The buck mystery in Gasparillo has ended after an American exorcist intervened and chased away the “spirit” which Krishna Mathura says was tormenting his family over the past seven months.
Mathura, from Hilltop Drive, Gasparillo, visited the T&T Guardian’s San Fernando office yesterday to extend his thanks, saying he and his family was now sleeping better since Eric Pugh, an American national who is a trained as a security consultant, visited their home.
Mathura said Pugh began using energy to cast away the spirit, which took the form of a buck, on Thursday around 6 pm. He said from the moment Pugh did his work the house felt better.
“People all over calling me to say the buck is now by their home. They say they took away the spirit but that is not so. Whatever Eric did I could feel the difference,” Mathura said.

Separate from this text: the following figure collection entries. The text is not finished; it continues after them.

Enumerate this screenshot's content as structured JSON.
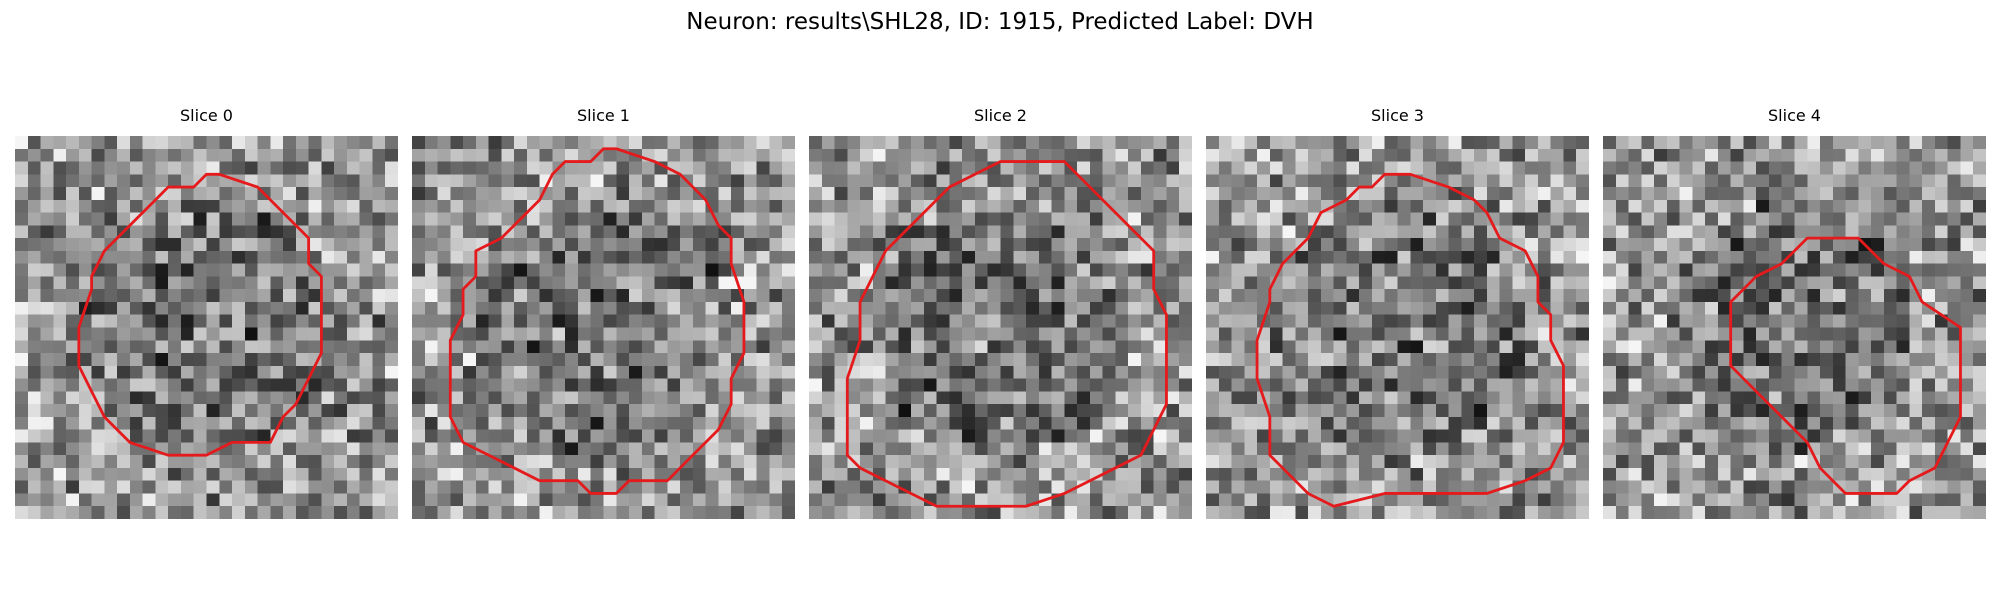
{
  "figure": {
    "title": "Neuron: results\\SHL28, ID: 1915, Predicted Label: DVH"
  },
  "panels": [
    {
      "title": "Slice 0",
      "image": "grayscale-microscopy-slice",
      "contour_color": "#e41a1c"
    },
    {
      "title": "Slice 1",
      "image": "grayscale-microscopy-slice",
      "contour_color": "#e41a1c"
    },
    {
      "title": "Slice 2",
      "image": "grayscale-microscopy-slice",
      "contour_color": "#e41a1c"
    },
    {
      "title": "Slice 3",
      "image": "grayscale-microscopy-slice",
      "contour_color": "#e41a1c"
    },
    {
      "title": "Slice 4",
      "image": "grayscale-microscopy-slice",
      "contour_color": "#e41a1c"
    }
  ]
}
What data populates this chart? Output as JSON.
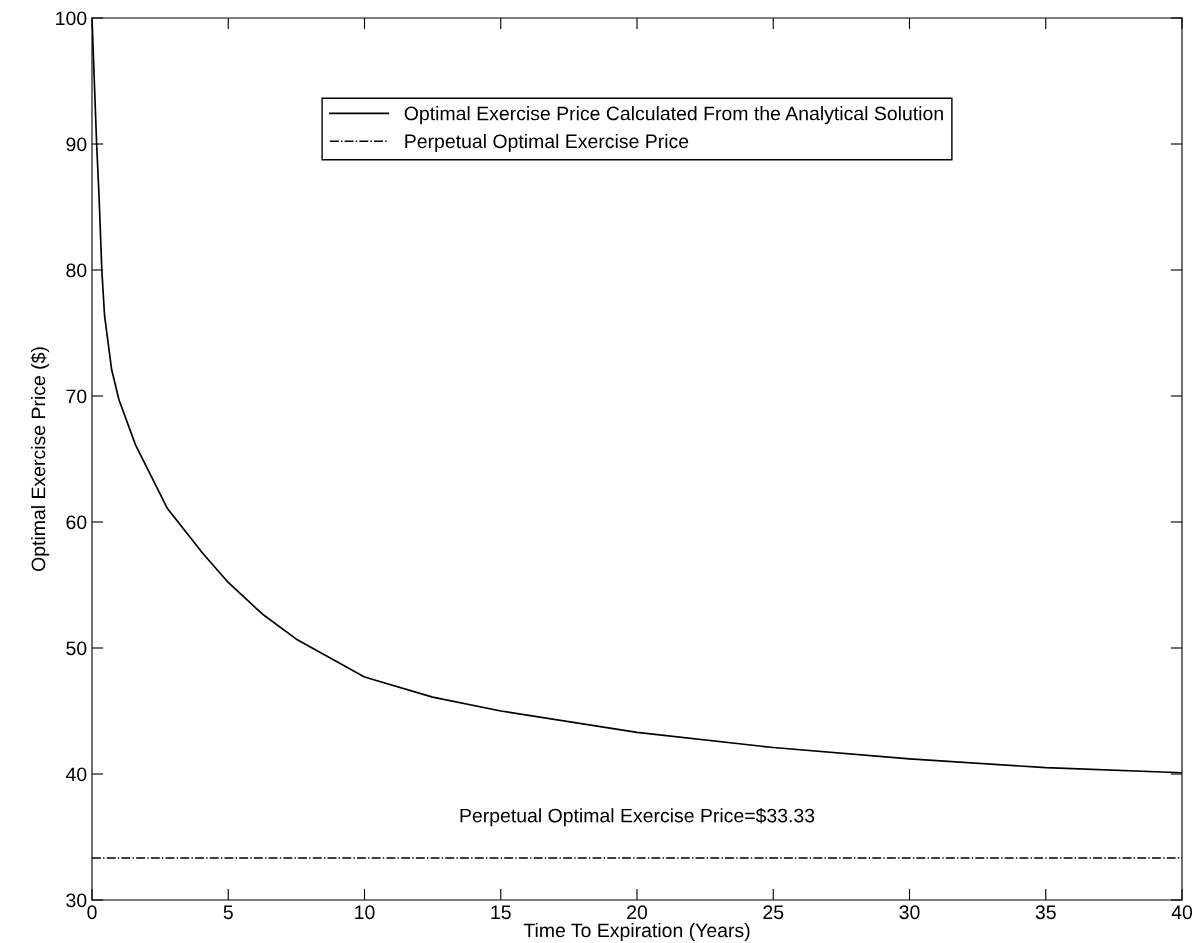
{
  "chart_data": {
    "type": "line",
    "xlabel": "Time To Expiration (Years)",
    "ylabel": "Optimal Exercise Price ($)",
    "xlim": [
      0,
      40
    ],
    "xticks": [
      0,
      5,
      10,
      15,
      20,
      25,
      30,
      35,
      40
    ],
    "ylim": [
      30,
      100
    ],
    "yticks": [
      30,
      40,
      50,
      60,
      70,
      80,
      90,
      100
    ],
    "grid": false,
    "legend": "top",
    "marker": "none",
    "line_style": "solid",
    "series": [
      {
        "name": "Optimal Exercise Price Calculated From the Analytical Solution",
        "color": "#000000",
        "x": [
          0,
          0.17,
          0.26,
          0.36,
          0.46,
          0.72,
          0.99,
          1.6,
          2.76,
          4.07,
          5,
          6.25,
          7.5,
          10,
          12.5,
          15,
          20,
          25,
          30,
          35,
          40
        ],
        "values": [
          100,
          90,
          85.8,
          80,
          76.4,
          72.1,
          69.7,
          66.1,
          61.1,
          57.5,
          55.2,
          52.7,
          50.7,
          47.7,
          46.1,
          45.0,
          43.3,
          42.1,
          41.2,
          40.5,
          40.1
        ]
      }
    ],
    "ref_lines": [
      {
        "axis": "y",
        "value": 33.33,
        "label": "Perpetual Optimal Exercise Price",
        "color": "#000000",
        "line_style": "dashdot"
      }
    ],
    "annotations": [
      "Perpetual Optimal Exercise Price=$33.33"
    ]
  }
}
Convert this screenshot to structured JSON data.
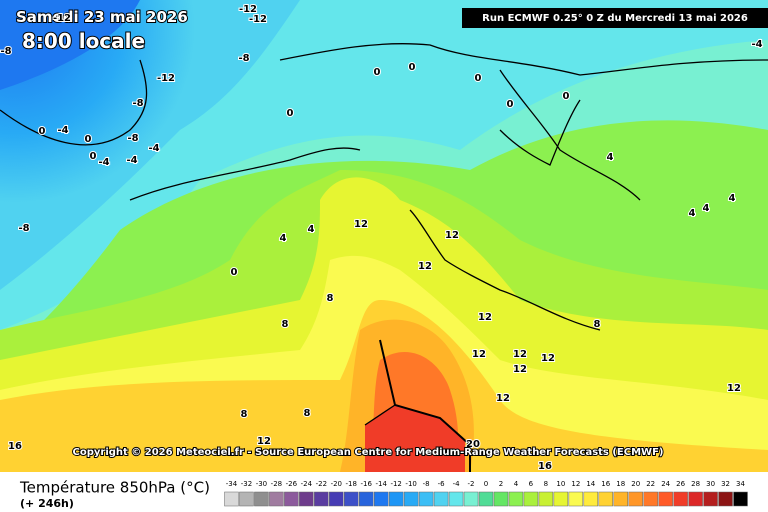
{
  "header": {
    "date": "Samedi 23 mai 2026",
    "time": "8:00 locale",
    "run": "Run ECMWF 0.25° 0 Z du Mercredi 13 mai 2026",
    "copyright": "Copyright © 2026 Meteociel.fr - Source European Centre for Medium-Range Weather Forecasts (ECMWF)"
  },
  "footer": {
    "title": "Température 850hPa (°C)",
    "lead": "(+ 246h)"
  },
  "legend": {
    "values": [
      -34,
      -32,
      -30,
      -28,
      -26,
      -24,
      -22,
      -20,
      -18,
      -16,
      -14,
      -12,
      -10,
      -8,
      -6,
      -4,
      -2,
      0,
      2,
      4,
      6,
      8,
      10,
      12,
      14,
      16,
      18,
      20,
      22,
      24,
      26,
      28,
      30,
      32,
      34
    ],
    "colors": [
      "#d9d9d9",
      "#b4b4b4",
      "#8f8f8f",
      "#a07ca0",
      "#8c5a9c",
      "#6e3c8c",
      "#5a3ca0",
      "#463cb4",
      "#3c50c8",
      "#2864dc",
      "#1e78f0",
      "#1e96f5",
      "#28aaf5",
      "#3cbef5",
      "#50d2f0",
      "#64e6eb",
      "#78f0d2",
      "#50dc96",
      "#64e664",
      "#8cf050",
      "#aaf03c",
      "#c8f032",
      "#e6f532",
      "#fafa50",
      "#ffeb3c",
      "#ffd232",
      "#ffb428",
      "#ff9628",
      "#ff7828",
      "#ff5a28",
      "#f03c28",
      "#dc2828",
      "#b41e1e",
      "#8c1414",
      "#000000"
    ]
  },
  "contour_labels": [
    -12,
    -12,
    -12,
    -8,
    -8,
    -12,
    -8,
    -4,
    0,
    0,
    -8,
    -4,
    0,
    -4,
    -4,
    0,
    0,
    0,
    0,
    0,
    0,
    -4,
    4,
    4,
    4,
    4,
    -8,
    4,
    4,
    0,
    12,
    12,
    12,
    8,
    8,
    12,
    12,
    12,
    12,
    8,
    12,
    8,
    8,
    12,
    12,
    12,
    16,
    20,
    16
  ]
}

One man even made a blood sacrifice to the creature using his own blood, but Mathura said he was thankful to everyone who sympathised with them. He also denied that he had lied about the buck due to an ongoing land dispute with his relative. He said 15 years ago, the land on which he lived was in dispute but this ended years ago and both he and the relative in question now had their own deeds.
In an exclusive interview with Guardian Media, Pugh said he used energy to drive the spirit from the house.
“You have to track it and pin it. That’s what I did,” Pugh said.
“It was good that everybody tried to help that family. If people come it would not stay in the house. It was going back in the back. I isolated it and used energy so that I could make it talk. We were actually getting information from it. It is a spirit which can transform from the spiritual dimension into the physical.”
He added, “When I went there with my crew it was very strong. The spirit went out of the house and ran up into the wooded area. I asked it who sent it and it told me.”
Pugh said he was happy the family was now sleeping well.
“I check on them to make sure there is no backlash. I have exorcised 1,400 demons. This one was not that hard, I dealt with it using energy,” Pugh said.
He noted that the spirit, when it transforms, would look small and this was why everyone believed it was a buck. However, Pugh said it was a spirit and not a buck.
Meanwhile, Caribbean folklorist Al Ramsawak says depression could have triggered the strange phenomenon of the Gasparillo Buck, which trended for more than a week on mainstream and social media and sparked an avalanche of creative advertising across T&T.
Ramsawak, who investigated and documented stories of the buck phenomenons across various parts of T&T during the 1980s, said he found it curious that chilling folklore stories were again gripping the nation at a time when T&T was facing rising unemployment, high crime and social upheaval, similar to what occurred in the 1980s.
During an exclusive interview with Guardian Media, Ramsawak said sometime in the late 1980s, villagers of Rousillac and Aripero reported that a creature believed to be a buck was also terrorising them. Ramsawak, who was intrigued by folklore, went to investigate.
“The story was that the Buckman, who was about 18 inches tall, had the magical power to make you rich. It was said that a man from Mon Desir had a buck but when he died, his wife forgot to feed the buck and it started to terrorise people,” Ramsawak said.
Villagers reported that the buck was banging around in their homes, breaking glass and stealing their food, the exact reports given by Mathura and his family in this recent case.
“At that time, people kept their gates and doors locked. They were terrified that the buck would come inside. Then one day it was reported that the buck had appeared at the Rousillac Presbyterian school. The children ran to the edge of the schoolyard. He stood there at the edge of the cliff with a blank smile on his face and then he disappeared. At that time when I was investigating I wondered whether it was some sort of alien,” Ramsawak said.
In retrospect, Ramsawak said he was now convinced that depression and stress caused by unemployment could have been a mitigating factor in the strange hallucinations.
He added, “When you have a teenager in your house who is frustrated, he emits negative energy. Some may say it may be a psychiatric or psychological problem. It could also be possible that people who are bordering on suicide could trigger this type of negative energy. Being at home without employment is stressful.”
He noted that hallucinations are also linked to stress.
Ramsawak, who is now 86, said he found it curious that so many people had gone to the Mathuras’ home to help rid them of the buck.
Asked whether he believed bucks existed, Ramswak said during the period of French colonisation, a group of little men known as Buckmen worked the cocoa fields in Rousillac.
“They used to walk across the estate and go to a pond to drink water. They were strange men because they were little. Maybe this is where the stories of the Buckman originated,” he said.
Ramsawak added that the chaos of the buck terror of the 1980s led to the establishment of the Buckman Bar in Rousillac. He also said he has been investigating strange phenomenon since the 1960s and he is yet to come across a spirit.
“There are spirits, good and bad. If you believe in God, you will know that God is also a spirit. There are bad spirits and sometimes people guide these bad spirits to attack others. Most times it is a wispy sort of thing that you cannot see totally,” he added.